Let's Keep It Real: Retrospektive


I feel strange today. Maybe it because I've been sniffing glue all morning, maybe it's because Chew is working on a song that sounds a bit sad and dreamy and I've heard it like 2000 times today, maybe its because we are three days away from moving in to our "forever home" (to use an Animal Planet term). I really think its because I'm beginning to feel like I'm putting roots down in New York City.. I'm feeling a little retrospective.

It's been one year and seven months since I left Australia, and I feel like I've lived a million lives in that time. I've been in eight countries and moved house twelve times. I've met so many wonderful people, but only a few who have captured my heart. I caught fish in the jungles of South America, I've seen snow for the first time and I've been to wild tranny parties in the LES. I saw fireworks on the Champs Elysees and I've cried on the New York subway. I've been skinny dipping in the freezing Baltic sea, fought under the Eiffel Tower and made love in a haunted house in Amsterdam. I've never felt so scared and lonely in my whole life, but I've never felt so hopeful.

Through out all this, I've had my computer. I've linked in with you via bits and bobs of fashion and color- this blog has been the only constant I've had through out. When I left all my wonderful, amazing, inspiring friends back in Australia and went on my big adventure I had no-one to talk to. No-one to be all like "BABE! I'm really obsessed with tye dyed bike shorts and schrunchie socks right now!! Look at what I got from the dollar store! PS I found this AWESOME hat at St Vinnies! Let's create something together! Isn't this FUN??!!" with. I know it seems trivial, but it's a big part of my expression, my art, and love and life and having this medium to convey that all to you, anonymous readers, has meant the world to me. So thank you.
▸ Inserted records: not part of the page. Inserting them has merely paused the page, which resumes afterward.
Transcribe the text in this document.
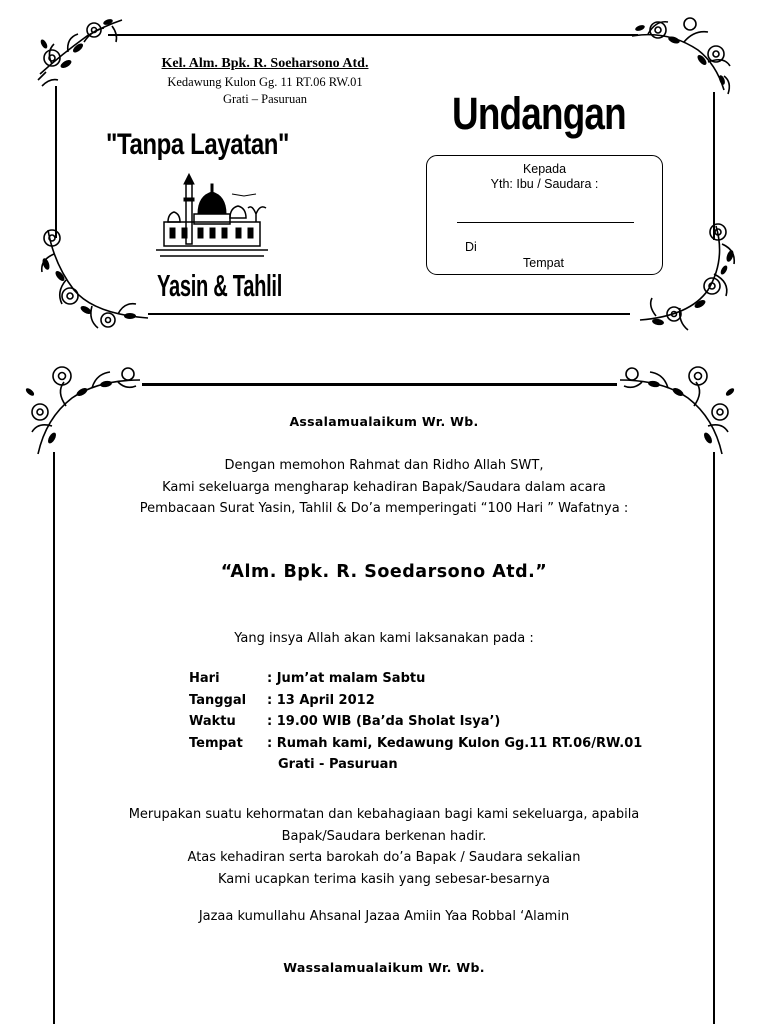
Kel. Alm. Bpk. R. Soeharsono Atd.
Kedawung Kulon Gg. 11 RT.06 RW.01
Grati – Pasuruan	Undangan
"Tanpa Layatan"
Yasin & Tahlil
Kepada
Yth: Ibu / Saudara :
Di
Tempat
Assalamualaikum Wr. Wb.
Dengan memohon Rahmat dan Ridho Allah SWT,
Kami sekeluarga mengharap kehadiran Bapak/Saudara dalam acara
Pembacaan Surat Yasin, Tahlil & Do’a memperingati “100 Hari ” Wafatnya :
“Alm. Bpk. R. Soedarsono Atd.”
Yang insya Allah akan kami laksanakan pada :
Hari	: Jum’at malam Sabtu
Tanggal : 13 April 2012
Waktu : 19.00 WIB (Ba’da Sholat Isya’)
Tempat : Rumah kami, Kedawung Kulon Gg.11 RT.06/RW.01
Grati - Pasuruan
Merupakan suatu kehormatan dan kebahagiaan bagi kami sekeluarga, apabila
Bapak/Saudara berkenan hadir.
Atas kehadiran serta barokah do’a Bapak / Saudara sekalian
Kami ucapkan terima kasih yang sebesar-besarnya
Jazaa kumullahu Ahsanal Jazaa Amiin Yaa Robbal ‘Alamin
Wassalamualaikum Wr. Wb.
Here's to following your dreams, to keeping your chin up when things are tough, staying true to your heart and ART, COLOR & LOVE.

LoveLove
Ms. Fitz
xxx

10 comments:

BOW said...

LUV U MSFITZ U R DA BOMB AMAZING!!!! ROK ON 4EVA \M/ <4

Poppy-Jane said...

You freaking rule wonderful woman!!!!!

Kayta said...

I can totally relate to this and you've inspired me to push myself out of this phase of homesickness I'm going through.
Thank YOU for sharing and for being so real about it all.
Kayta xx

chandraisgreat said...

aw ms fitz <3 this post made my eyes well up a little bit. as recent ny transplant myself i miss that exact same conversation about dollar store finds and creative wtf with my friends at home. but what doesnt kill us makes us stronger and more stylish(if thats possible). you were one of the first blogs i got hooked on when i moved to brooklyn last summer and i want you to know you inspired me then and now. thank you for sharing you with us!
cheers to you! *clink*
lots of love
@chandraisgreat

Ms Fitz said...

Awwww thanks girls :) xxx

Sweetface McGee said...

Aww Fitzy. You are so inspiring to us all here in ye olde Sydney town. I cannot believe how long you've been gone - it feels like forever, but yet no time at all. I miss the days of drinking at the Gaslight and hanging around your little Sturt St house. I miss you stomping around in your slightly-too-big beaten up hi-tops. I miss getting nails done at Bondi Junction (remember Emily's wedding when yours matched your multi-coloured dress haha, and remember how 'grown up' everyone looked that nite? We looked so good) Oh, and I miss your raucous laugh and beautiful, always-there-for-me friendship.
So many good things have happened to us all in the last 12 months. It breaks my heart that we can't all be in the same place doing these good things together.
Love you Claire Fitzsimmons x x x Candi

Ms Fitz said...

Waaaah Candi!! I love you! I miss you!
I'm so proud of everything you've achieved- It was just a matter of time before you spread your wings :) And Joshy too, how incredible is that? Everybody is doing so well and I am proud to call you all my mates.. Lots of love 4EVA! xx

Cami said...

WOW! Lady, you deserve all those amazing experiences and MORE. Let's hope Nadia and I will join you over there soon - we would be more than happy to have the 'look at this sick hat I just found at Vinnies' moments with you! I think we'd get along just great.
Keep doing what ya doing, it's such an amazing inspiration to all us back here in little ol' Oz.
X

BUTCH DIVA said...

...when i check in with your site im always reminded of how blessed we are to be in position and bold enough to go in on doing what we love. i gots nuttin but love for your whole existence.

werrrrd all the way up.

Tiffany
aka Butch Diva

Anonymous said...

Ms Fitz - yr brave and amazing.
I can't believe it's been 1 year and 7 months since I stumbled on this blog and bookmarked it.